Until recently, time seemed to be on the separatist side. The “no” fell from 56.7% in 2018 to 53.3% in 2020. By agreement, the right to vote was limited to those who arrived before 1994, much to the dismay of loyalist parties. More and more young Kanak voters have come of age, while in net terms around 2,000 New Caledonians leave the territory each year, mostly non-natives.

The strategy of the FLNKS was to forge alliances with other communities, known as “victims of history”, including the colonists who were brought to the territory under French domination. This approach seemed to be paying off. In February, a party representing the descendants of migrants from the islands of Wallis and Futuna, or about 8.3% of the population, changed sides to support the election of the territory’s first Kanak president.

The abandonment of the 33-year-old path of seeking at least a partial consensus in the management of New Caledonian affairs is first and foremost a response to developments in metropolitan France.
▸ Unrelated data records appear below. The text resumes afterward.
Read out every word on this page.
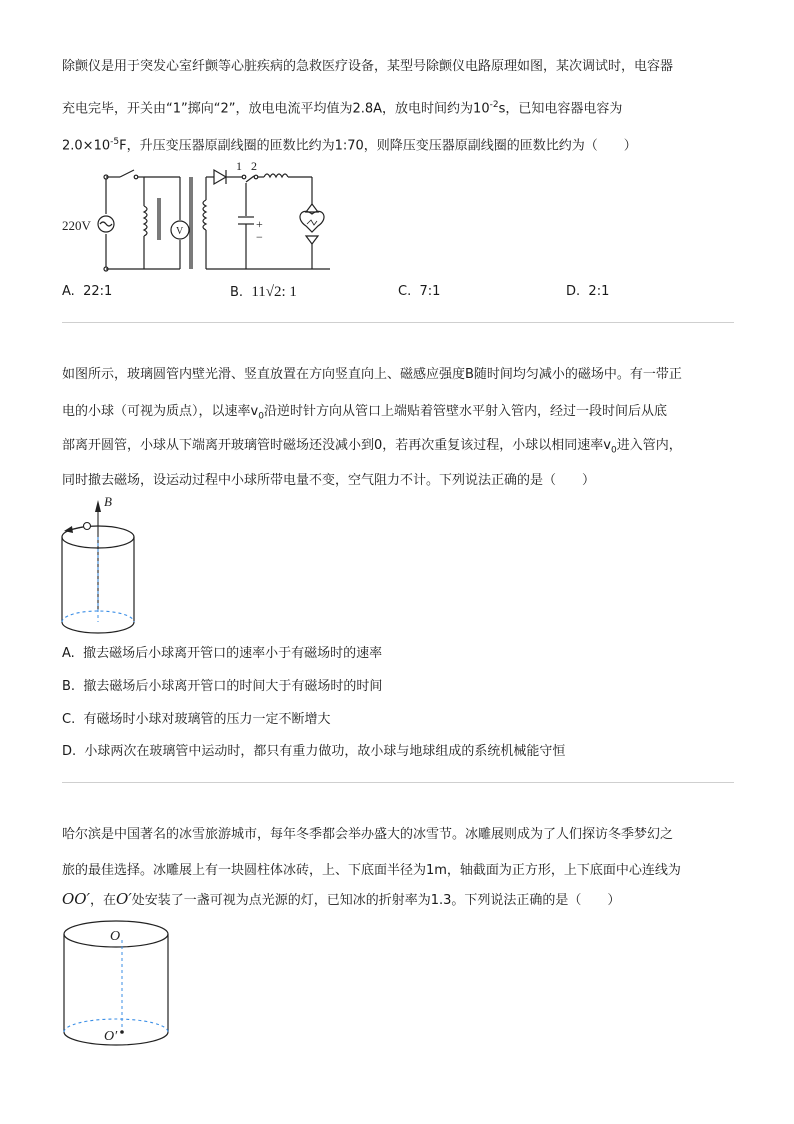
除颤仪是用于突发心室纤颤等心脏疾病的急救医疗设备，某型号除颤仪电路原理如图，某次调试时，电容器
充电完毕，开关由“1”掷向“2”，放电电流平均值为2.8A，放电时间约为$10^{-2}s$，已知电容器电容为
$2.0\times 10^{-5}F$，升压变压器原副线圈的匝数比约为1:70，则降压变压器原副线圈的匝数比约为（　　）
220V	V
1 2
+
−
A. 22:1	B. 11√2: 1	C. 7:1	D. 2:1
如图所示，玻璃圆管内壁光滑、竖直放置在方向竖直向上、磁感应强度B随时间均匀减小的磁场中。有一带正
电的小球（可视为质点），以速率$v_0$沿逆时针方向从管口上端贴着管壁水平射入管内，经过一段时间后从底
部离开圆管，小球从下端离开玻璃管时磁场还没减小到0，若再次重复该过程，小球以相同速率$v_0$进入管内，
同时撤去磁场，设运动过程中小球所带电量不变，空气阻力不计。下列说法正确的是（　　）
B
A. 撤去磁场后小球离开管口的速率小于有磁场时的速率
B. 撤去磁场后小球离开管口的时间大于有磁场时的时间
C. 有磁场时小球对玻璃管的压力一定不断增大
D. 小球两次在玻璃管中运动时，都只有重力做功，故小球与地球组成的系统机械能守恒
哈尔滨是中国著名的冰雪旅游城市，每年冬季都会举办盛大的冰雪节。冰雕展则成为了人们探访冬季梦幻之
旅的最佳选择。冰雕展上有一块圆柱体冰砖，上、下底面半径为1m，轴截面为正方形，上下底面中心连线为
OO′，在O′处安装了一盏可视为点光源的灯，已知冰的折射率为1.3。下列说法正确的是（　　）
O
O′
In 2022, Macron faces presidential and legislative elections with the main threat coming from right-wing parties that have close ties to loyalists in New Caledonia.

With the referendum concluded, the anti-independence parties of New Caledonia now want to assert their advantage by ending the restrictions on the right to vote, which also apply to provincial elections, and by putting an end to the “rebalancing” programs. »Which give a disproportionate share to local government spending. provinces with an indigenous majority.

The limits of the Noumea Voting Rights Accord may contradict Gaullist traditions of “equal citizenship” and “one and indivisible republic”, but they were an essential part of the agreement. Its signatories acknowledged that New Caledonia’s population had been unfairly inflated in the 1970s and 1980s by the arrival of thousands of colonists from the continent, many of whom still circulate back and forth on short-term contracts.

Like the anti-independence parties of New Caledonia, President Macron and his Overseas Minister Sébastien Lecornu now affirm that the era of the Nouméa accords is over and that the time has come to establish a new status. However, the Noumea Accord provides that, whatever the outcome of the third referendum, “the political organization established by the 1998 agreement will remain in force, at its last stage of development, without the possibility of going back, this “irreversibility” being constitutionally guaranteed. ‘.

New Caledonia therefore still has an institutional apparatus based on a constitutionalized pact between two communities – which is based on the search for a compromise – but now with a referendum result which has led to a break with the search for a political settlement. mutually agreed.

In the long term, therefore, Paris may have shot himself in the foot. Because of the insistence on a non-consensual referendum without Kanak participation, the moral authority of the future will belong to those who seek a more thorough but fairer competition, with the involvement of all the communities.

Jon Fraenkel is Professor of Comparative Politics at Victoria University of Wellington.

He is indebted to Denise Fisher and Adrian Muckle for their comments on an earlier version.